新兴优控内分泌干扰物在河口异构型食物网中的介导通路与传递特征

It is a challenge to reveal the transmission effects of pollutants in the food webs with different food sources and heterogeneous trophic structures. The diverse species composition in the estuary, which connects the inland river and the ocean, determines the complex predator-prey relationships and trophic structures. However, the research on the key trophic mediate pathway in the estuarine food webs has not been carried out yet. The emerging priority endocrine disrupting compounds (EDCs) are characterized by their wide sources, long toxic incubation period, and significant harm even at low concentration, which poses a great threat to human survival and species reproduction. In this project, five emerging priority EDCs will be selected as target compounds. In the Pearl River Estuary, stomach and gut contents of aquatic organisms will be analyzed to quantify the diet composition and to construct three food webs with heterogeneous structures along the gradient of inland river, estuary, and offshore. On the basis of stable isotope technique, we will trace the transmission pathways of EDCs along the food chains with different food sources, explore the key functional groups that play as important mediate during the transmission process of EDC, and reveal the bioaccumulation and biomagnification effects of EDCs. Ecopath with Ecosim (EwE), a nutrient transmission model, will be used to construct the energy flow systems of the food webs; Ecotracer, a pollutant transmission model, will be further used to simulate the directional transmission pathway and flux of EDCs in the food webs with heterogeneous structures from temporal and spatial scales. The research achievement of this project will provide theoretical evidence and new ideas for revealing the migration and transformation of high-risk emerging organic pollutants in the ecosystem.
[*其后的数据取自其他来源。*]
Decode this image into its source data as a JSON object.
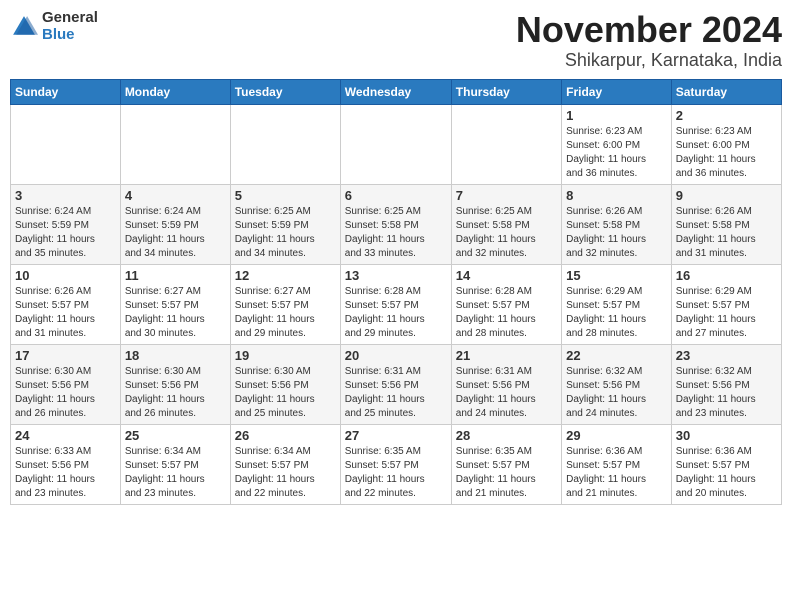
{
  "header": {
    "logo_general": "General",
    "logo_blue": "Blue",
    "month": "November 2024",
    "location": "Shikarpur, Karnataka, India"
  },
  "weekdays": [
    "Sunday",
    "Monday",
    "Tuesday",
    "Wednesday",
    "Thursday",
    "Friday",
    "Saturday"
  ],
  "weeks": [
    [
      {
        "day": "",
        "info": ""
      },
      {
        "day": "",
        "info": ""
      },
      {
        "day": "",
        "info": ""
      },
      {
        "day": "",
        "info": ""
      },
      {
        "day": "",
        "info": ""
      },
      {
        "day": "1",
        "info": "Sunrise: 6:23 AM\nSunset: 6:00 PM\nDaylight: 11 hours\nand 36 minutes."
      },
      {
        "day": "2",
        "info": "Sunrise: 6:23 AM\nSunset: 6:00 PM\nDaylight: 11 hours\nand 36 minutes."
      }
    ],
    [
      {
        "day": "3",
        "info": "Sunrise: 6:24 AM\nSunset: 5:59 PM\nDaylight: 11 hours\nand 35 minutes."
      },
      {
        "day": "4",
        "info": "Sunrise: 6:24 AM\nSunset: 5:59 PM\nDaylight: 11 hours\nand 34 minutes."
      },
      {
        "day": "5",
        "info": "Sunrise: 6:25 AM\nSunset: 5:59 PM\nDaylight: 11 hours\nand 34 minutes."
      },
      {
        "day": "6",
        "info": "Sunrise: 6:25 AM\nSunset: 5:58 PM\nDaylight: 11 hours\nand 33 minutes."
      },
      {
        "day": "7",
        "info": "Sunrise: 6:25 AM\nSunset: 5:58 PM\nDaylight: 11 hours\nand 32 minutes."
      },
      {
        "day": "8",
        "info": "Sunrise: 6:26 AM\nSunset: 5:58 PM\nDaylight: 11 hours\nand 32 minutes."
      },
      {
        "day": "9",
        "info": "Sunrise: 6:26 AM\nSunset: 5:58 PM\nDaylight: 11 hours\nand 31 minutes."
      }
    ],
    [
      {
        "day": "10",
        "info": "Sunrise: 6:26 AM\nSunset: 5:57 PM\nDaylight: 11 hours\nand 31 minutes."
      },
      {
        "day": "11",
        "info": "Sunrise: 6:27 AM\nSunset: 5:57 PM\nDaylight: 11 hours\nand 30 minutes."
      },
      {
        "day": "12",
        "info": "Sunrise: 6:27 AM\nSunset: 5:57 PM\nDaylight: 11 hours\nand 29 minutes."
      },
      {
        "day": "13",
        "info": "Sunrise: 6:28 AM\nSunset: 5:57 PM\nDaylight: 11 hours\nand 29 minutes."
      },
      {
        "day": "14",
        "info": "Sunrise: 6:28 AM\nSunset: 5:57 PM\nDaylight: 11 hours\nand 28 minutes."
      },
      {
        "day": "15",
        "info": "Sunrise: 6:29 AM\nSunset: 5:57 PM\nDaylight: 11 hours\nand 28 minutes."
      },
      {
        "day": "16",
        "info": "Sunrise: 6:29 AM\nSunset: 5:57 PM\nDaylight: 11 hours\nand 27 minutes."
      }
    ],
    [
      {
        "day": "17",
        "info": "Sunrise: 6:30 AM\nSunset: 5:56 PM\nDaylight: 11 hours\nand 26 minutes."
      },
      {
        "day": "18",
        "info": "Sunrise: 6:30 AM\nSunset: 5:56 PM\nDaylight: 11 hours\nand 26 minutes."
      },
      {
        "day": "19",
        "info": "Sunrise: 6:30 AM\nSunset: 5:56 PM\nDaylight: 11 hours\nand 25 minutes."
      },
      {
        "day": "20",
        "info": "Sunrise: 6:31 AM\nSunset: 5:56 PM\nDaylight: 11 hours\nand 25 minutes."
      },
      {
        "day": "21",
        "info": "Sunrise: 6:31 AM\nSunset: 5:56 PM\nDaylight: 11 hours\nand 24 minutes."
      },
      {
        "day": "22",
        "info": "Sunrise: 6:32 AM\nSunset: 5:56 PM\nDaylight: 11 hours\nand 24 minutes."
      },
      {
        "day": "23",
        "info": "Sunrise: 6:32 AM\nSunset: 5:56 PM\nDaylight: 11 hours\nand 23 minutes."
      }
    ],
    [
      {
        "day": "24",
        "info": "Sunrise: 6:33 AM\nSunset: 5:56 PM\nDaylight: 11 hours\nand 23 minutes."
      },
      {
        "day": "25",
        "info": "Sunrise: 6:34 AM\nSunset: 5:57 PM\nDaylight: 11 hours\nand 23 minutes."
      },
      {
        "day": "26",
        "info": "Sunrise: 6:34 AM\nSunset: 5:57 PM\nDaylight: 11 hours\nand 22 minutes."
      },
      {
        "day": "27",
        "info": "Sunrise: 6:35 AM\nSunset: 5:57 PM\nDaylight: 11 hours\nand 22 minutes."
      },
      {
        "day": "28",
        "info": "Sunrise: 6:35 AM\nSunset: 5:57 PM\nDaylight: 11 hours\nand 21 minutes."
      },
      {
        "day": "29",
        "info": "Sunrise: 6:36 AM\nSunset: 5:57 PM\nDaylight: 11 hours\nand 21 minutes."
      },
      {
        "day": "30",
        "info": "Sunrise: 6:36 AM\nSunset: 5:57 PM\nDaylight: 11 hours\nand 20 minutes."
      }
    ]
  ]
}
揭示污染物在不同食物来源/营养构型（异源/异构）的食物网中的传递效应是个热点问题。河口连接内河与海洋，多样的物种组成决定了复杂的捕食关系和营养结构，然而，针对污染物在河口食物网传递过程中的介导通路研究还有待深入。内分泌干扰物（EDCs）来源广、潜伏期长、毒性作用量低，对人类生存与物种繁衍构成巨大威胁。本项目以5种新兴优控EDCs为目标物，在珠江河口区，采用胃/肠内含物分析量化各消费者食源组成，组建内河->河口->近海三种食物网架构；基于稳定同位素示踪技术，追溯EDCs在以不同食源为介导的食物链中传递路径，查明传递过程所介导的关键功能类群，揭示EDCs在异源性食物链中的富集/传递效应。采用EwE营养传输模型构建河口食物网能流体系，结合Ecotracer污染物传递模型，从时空尺度模拟EDCs在异构型食物网中的定向传输通路/通量变化。研究成果为揭示高风险新兴污染物在生态系统中迁移转化提供新思路。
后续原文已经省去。